Human settlement in Texas, United States of America

Zavala was a town in Jasper County, Texas, United States, founded in 1834. Named for empresario Lorenzo de Zavala, the town was founded on land owned by Thomas Huling and situated along the Angelina River. The approximately 40 families who lived in the town subsisted by farming or logging. The town last appeared on a list of communities in the county in 1878 and has since been abandoned. It is not to be confused with the city of Zavalla, which lies only 20 miles to the northwest, in Angelina County.

==History==
In 1829 the Mexican government granted empresario Lorenzo de Zavala land in eastern Texas.
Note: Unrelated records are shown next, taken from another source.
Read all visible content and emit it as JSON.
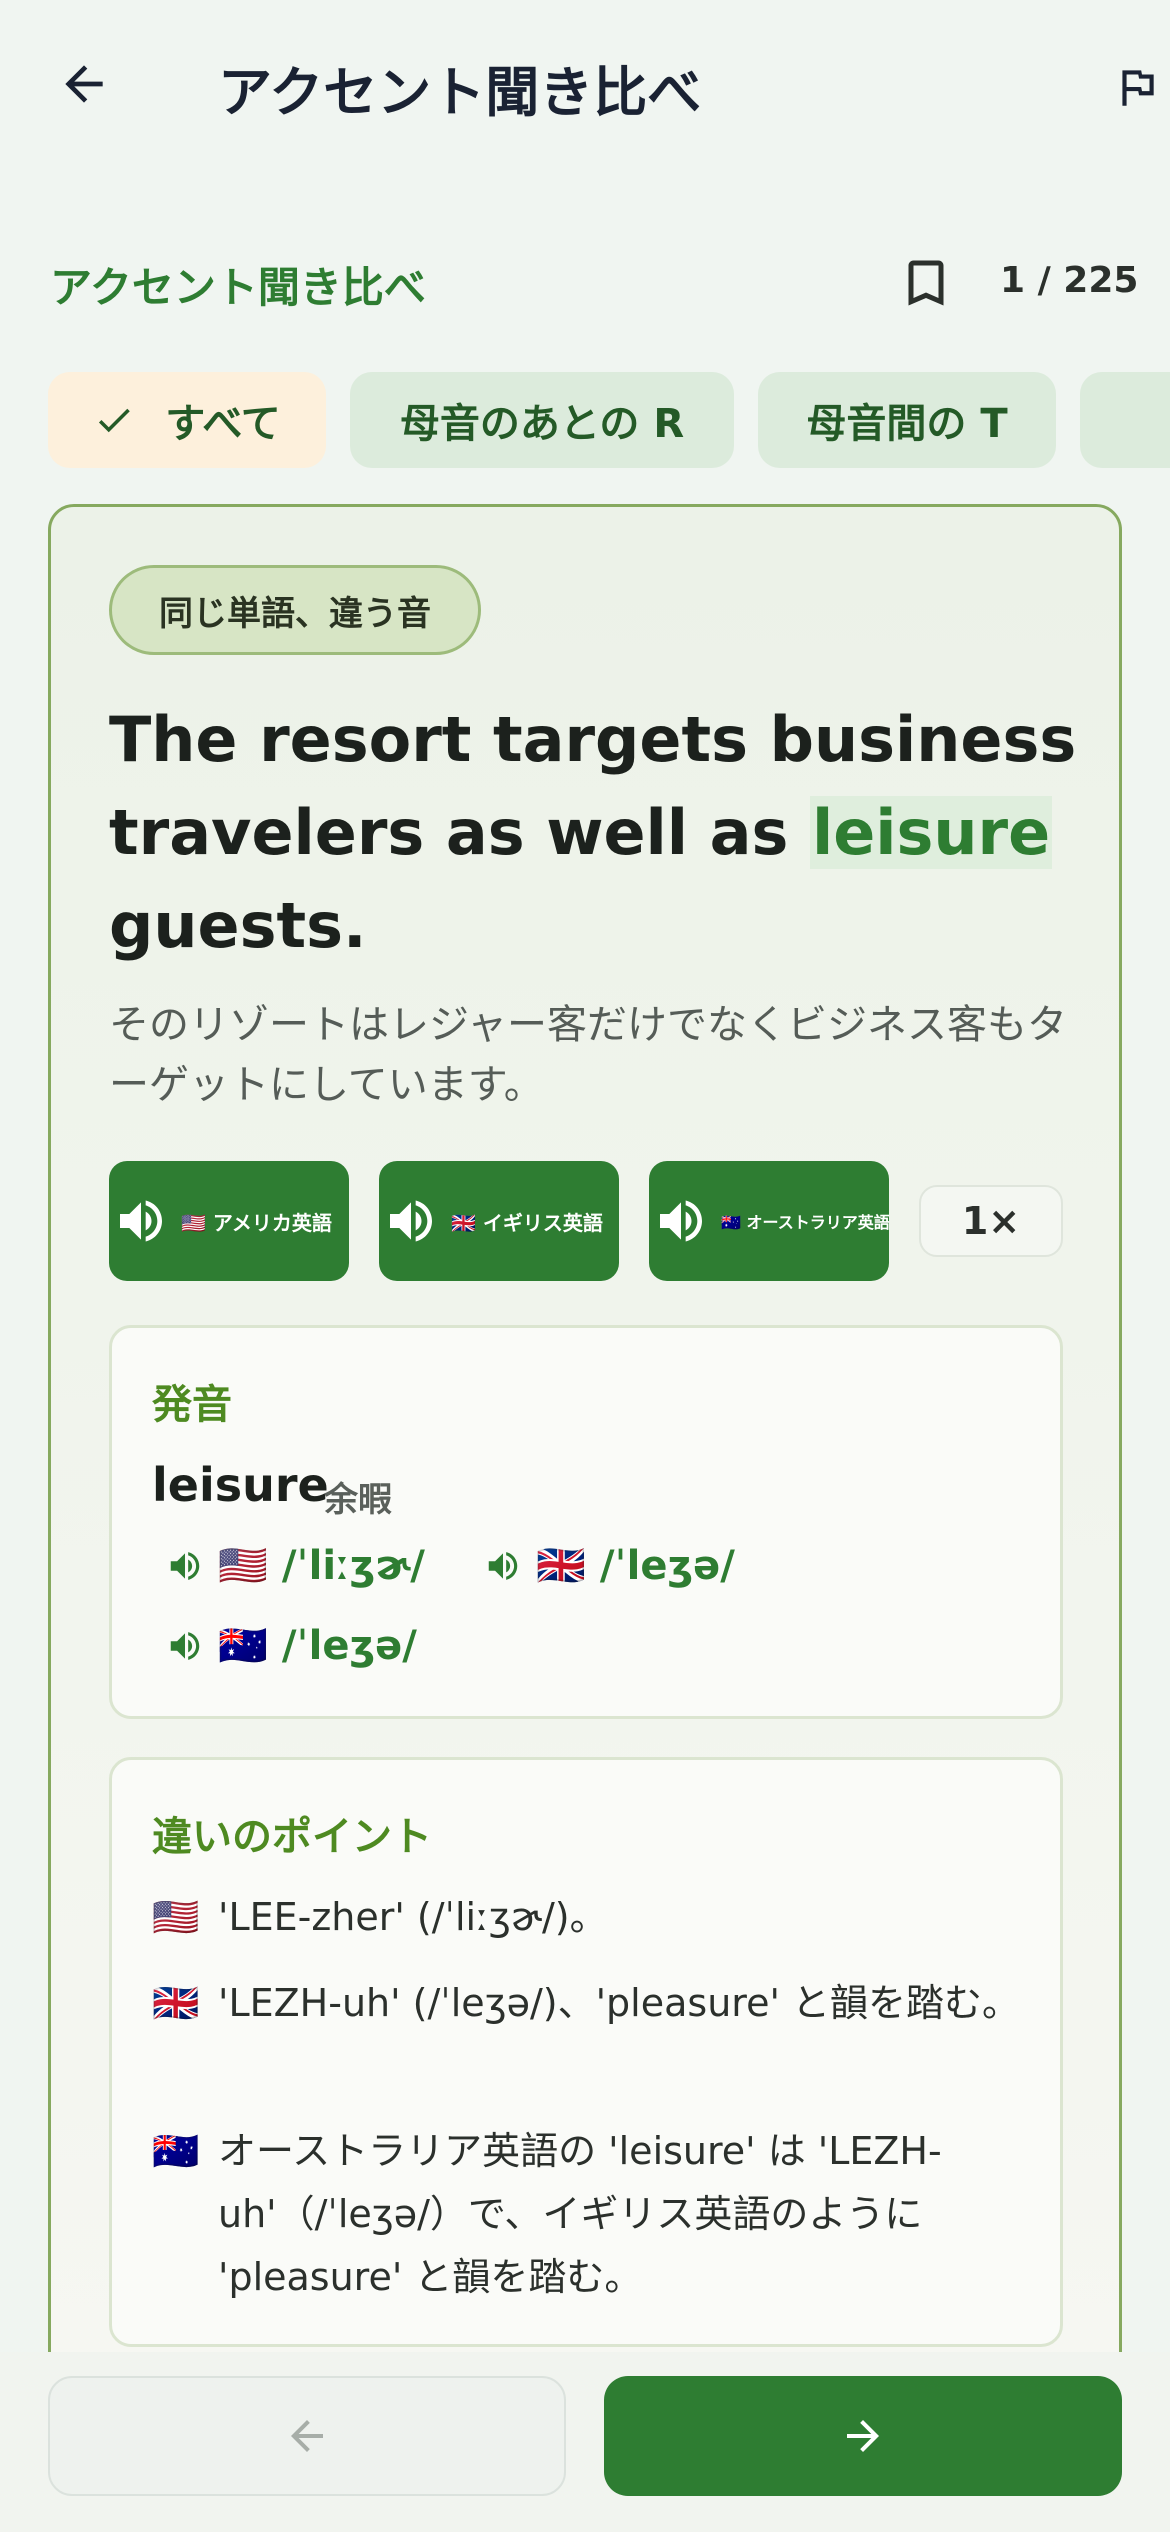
{
  "app_bar": {
    "title": "アクセント聞き比べ",
    "back_icon": "arrow-left-icon",
    "flag_icon": "flag-icon"
  },
  "header": {
    "section_title": "アクセント聞き比べ",
    "bookmark_icon": "bookmark-outline-icon",
    "counter": "1 / 225"
  },
  "filters": [
    {
      "label": "すべて",
      "selected": true
    },
    {
      "label": "母音のあとの R",
      "selected": false
    },
    {
      "label": "母音間の T",
      "selected": false
    }
  ],
  "card": {
    "tag": "同じ単語、違う音",
    "sentence_before": "The resort targets business travelers as well as ",
    "sentence_highlight": "leisure",
    "sentence_after": " guests.",
    "translation": "そのリゾートはレジャー客だけでなくビジネス客もターゲットにしています。",
    "audio_buttons": [
      {
        "label": "🇺🇸 アメリカ英語",
        "icon": "speaker-icon"
      },
      {
        "label": "🇬🇧 イギリス英語",
        "icon": "speaker-icon"
      },
      {
        "label": "🇦🇺 オーストラリア英語",
        "icon": "speaker-icon"
      }
    ],
    "speed": "1×"
  },
  "pronunciation": {
    "title": "発音",
    "word": "leisure",
    "meaning": "余暇",
    "ipa": [
      {
        "flag": "🇺🇸",
        "text": "/ˈliːʒɚ/"
      },
      {
        "flag": "🇬🇧",
        "text": "/ˈleʒə/"
      },
      {
        "flag": "🇦🇺",
        "text": "/ˈleʒə/"
      }
    ]
  },
  "differences": {
    "title": "違いのポイント",
    "points": [
      {
        "flag": "🇺🇸",
        "text": "'LEE-zher' (/ˈliːʒɚ/)。"
      },
      {
        "flag": "🇬🇧",
        "text": "'LEZH-uh' (/ˈleʒə/)、'pleasure' と韻を踏む。"
      },
      {
        "flag": "🇦🇺",
        "text": "オーストラリア英語の 'leisure' は 'LEZH-uh'（/ˈleʒə/）で、イギリス英語のように 'pleasure' と韻を踏む。"
      }
    ]
  },
  "navigation": {
    "prev_icon": "arrow-left-icon",
    "next_icon": "arrow-right-icon"
  },
  "colors": {
    "primary": "#2e7d32",
    "accent_text": "#4e8a21",
    "chip_bg": "#dcebdc",
    "chip_selected_bg": "#fdf0dc",
    "card_border": "#86a95f"
  }
}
The land grant covered an area that is now Jasper County. Thomas Huling purchased some of this land, and in 1834 founded the town of Zavala, named for the empresario, and also known as Muster Point. The town was incorporated on December 24, 1838, by the Republic of Texas, and a post office was erected in 1839.

In the 1840s, a fire destroyed much of the town, including the courthouse, many homes, and most of the town records. In 1847, Huling sold much of the town, as well as 5000 acre of land in Jasper County, to Englishman Jerich Durkee in exchange for $1000 and 5000 "tin boxes of Green Mountain Vegetable Ointment." Although the post office was discontinued in 1856, the town remained on a list of Jasper County communities as late as 1878. It has since been abandoned. All that remains of the town is a cemetery which includes a granite marker commemorating the town's previous existence.

==Geography==
The town was located in Jasper County, approximately 12 mi northwest of Jasper and 85 mi north of Beaumont, and 50 mi west of the Sabine River, which marks the border between Texas and Louisiana. Positioned "on a rise near the east bank of the Angelina river", Zavala lay along the Beef Trail, which ran from Texas into Louisiana. The landscape was very wooded, featuring loblolly pines, shortleaf pines, and oak trees.

==Demographics==
At its peak, approximately 30–40 families lived in Zavala. Although Durkee promised to settle immigrants in the area, he was unable to attract enough families to enable the community to survive.

==Economy==
Many of the town's residents were farmers. Others worked in logging. Trees would be cut and floated down the Angelina River to the Neches River, with Beaumont as their final destination. At one point in the town's history, a railroad line either went through or came very near the town.